There is more to the story than that. This event was four years in the making, the last eight months dedicated specifically to training for this race: Over 600 miles of running, 2600 miles of biking and 155,000 yards of swimming; weekends spent alone in the saddle getting the miles under your belt; waking up at 4am for runs; staying up late to fit in a hard interval workout on the trainer; getting to know the lifeguards at the pool by name. Sore muscles, nagging injuries, doubts that you have what it takes.
The race draws near. Did I swim enough? Did I run enough? 140.6 miles… what was I thinking?
Then the race starts, you’re swimming, the water is warm and dark. There aren’t sharks in the Hudson River, right? The swim is over and you’re on the bike where you spend the bulk of your day, over 7 hours. It gets hot—too hot. Things start to unravel. I can’t do this—eighty miles down, still 30 to go—relentless grinding hills, with the hot sun still beating down. Finally the bike is over, “only” a marathon left: a measly 26.2 miles. The run starts well, but deteriorates quickly. “Walk the hills” was the mantra, and there was a lot of walking. The runs got shorter, the walks got longer. Negotiations were made: that ramp up the curb, that’s definitely a hill, we should walk that. Yes, definitely.

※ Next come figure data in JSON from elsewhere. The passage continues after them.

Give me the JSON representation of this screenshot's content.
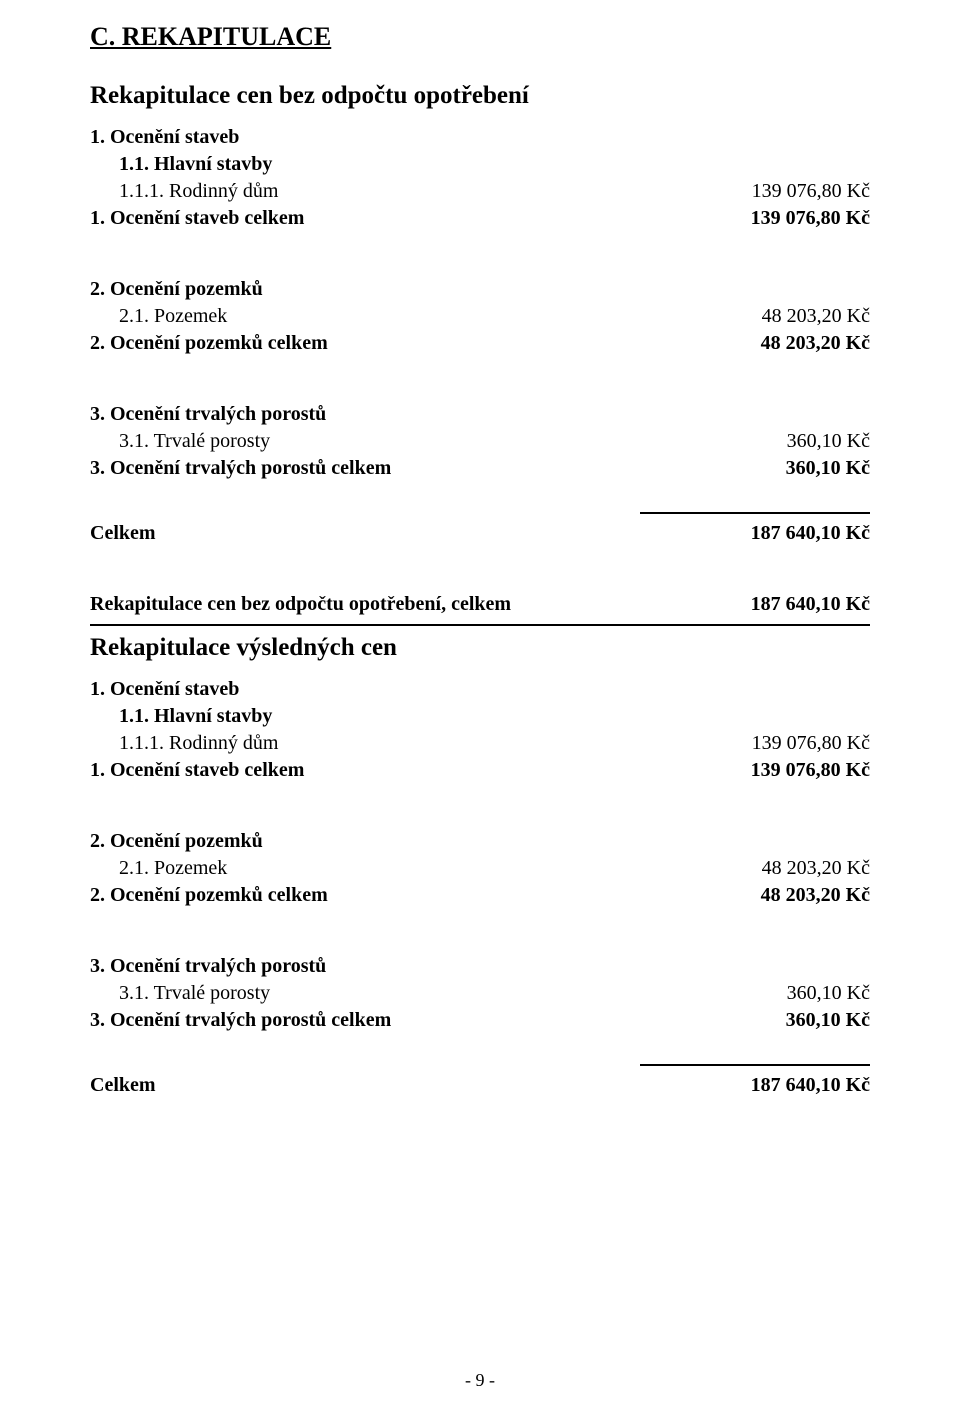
{
  "headings": {
    "main": "C. REKAPITULACE",
    "recap_no_wear": "Rekapitulace cen bez odpočtu opotřebení",
    "recap_no_wear_total_label": "Rekapitulace cen bez odpočtu opotřebení, celkem",
    "recap_final": "Rekapitulace výsledných cen"
  },
  "block1": {
    "sec1_label": "1. Ocenění staveb",
    "sec1_1_label": "1.1. Hlavní stavby",
    "sec1_1_1_label": "1.1.1. Rodinný dům",
    "sec1_1_1_value": "139 076,80 Kč",
    "sec1_total_label": "1. Ocenění staveb celkem",
    "sec1_total_value": "139 076,80 Kč",
    "sec2_label": "2. Ocenění pozemků",
    "sec2_1_label": "2.1. Pozemek",
    "sec2_1_value": "48 203,20 Kč",
    "sec2_total_label": "2. Ocenění pozemků celkem",
    "sec2_total_value": "48 203,20 Kč",
    "sec3_label": "3. Ocenění trvalých porostů",
    "sec3_1_label": "3.1. Trvalé porosty",
    "sec3_1_value": "360,10 Kč",
    "sec3_total_label": "3. Ocenění trvalých porostů celkem",
    "sec3_total_value": "360,10 Kč",
    "grand_label": "Celkem",
    "grand_value": "187 640,10 Kč"
  },
  "recap_total_value": "187 640,10 Kč",
  "block2": {
    "sec1_label": "1. Ocenění staveb",
    "sec1_1_label": "1.1. Hlavní stavby",
    "sec1_1_1_label": "1.1.1. Rodinný dům",
    "sec1_1_1_value": "139 076,80 Kč",
    "sec1_total_label": "1. Ocenění staveb celkem",
    "sec1_total_value": "139 076,80 Kč",
    "sec2_label": "2. Ocenění pozemků",
    "sec2_1_label": "2.1. Pozemek",
    "sec2_1_value": "48 203,20 Kč",
    "sec2_total_label": "2. Ocenění pozemků celkem",
    "sec2_total_value": "48 203,20 Kč",
    "sec3_label": "3. Ocenění trvalých porostů",
    "sec3_1_label": "3.1. Trvalé porosty",
    "sec3_1_value": "360,10 Kč",
    "sec3_total_label": "3. Ocenění trvalých porostů celkem",
    "sec3_total_value": "360,10 Kč",
    "grand_label": "Celkem",
    "grand_value": "187 640,10 Kč"
  },
  "footer": "- 9 -"
}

Then came the stairs, whose cruel joke will never be forgiven. Forty-three stairs to the top of the George Washington Bridge, then 43 stairs down the other side. (I counted.) But the big hills were done. The stairs were done. A feeling started to creep up: we can do this. The mindset started to change. Instead of counting up miles, we were counting them down: 8 … 7 … “Pfft, I can do a 10k in my sleep.” It was a march now, the combined effect of 133 miles and 12 hours of effort. Feet compressed flat, hips in agony, relentless forward motion, trying to balance the need to walk with the desire to be finished.

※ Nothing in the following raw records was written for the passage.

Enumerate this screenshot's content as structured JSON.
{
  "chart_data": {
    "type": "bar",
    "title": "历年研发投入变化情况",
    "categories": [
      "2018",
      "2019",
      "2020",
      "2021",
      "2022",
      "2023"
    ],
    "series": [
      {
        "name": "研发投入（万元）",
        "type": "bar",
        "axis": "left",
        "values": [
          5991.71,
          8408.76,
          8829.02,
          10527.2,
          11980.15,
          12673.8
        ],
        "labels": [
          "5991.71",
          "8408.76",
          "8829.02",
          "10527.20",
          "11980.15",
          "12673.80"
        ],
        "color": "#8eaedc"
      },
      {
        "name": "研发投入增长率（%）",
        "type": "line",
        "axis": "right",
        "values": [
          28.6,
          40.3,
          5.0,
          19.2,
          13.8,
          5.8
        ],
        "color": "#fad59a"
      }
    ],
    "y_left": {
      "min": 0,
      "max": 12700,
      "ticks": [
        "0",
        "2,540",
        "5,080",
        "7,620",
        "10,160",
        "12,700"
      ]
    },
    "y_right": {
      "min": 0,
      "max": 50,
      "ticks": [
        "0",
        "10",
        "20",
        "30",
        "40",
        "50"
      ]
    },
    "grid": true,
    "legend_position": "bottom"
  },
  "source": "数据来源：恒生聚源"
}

Three miles left, grim mouths start to turn upwards. Runs—though still a shuffle—become longer, faster. Nothing can stop us now. The crowd thickens, urging us on. We can hear the announcer, see the glow of the finish in the distance. The last mile is a blur of people and bright lights. We start strategizing our finishing pose, eliminating several awesome combinations because our legs don’t work right. Eventually we settle on our victory pose, it’s gonna be epic. Finally the finishers’ chute, our family cheering us on, flashbulbs go off (too early!) as we cross the finish line.
“You are an IronMan.” Sweat. Tears. Pain. Worth it.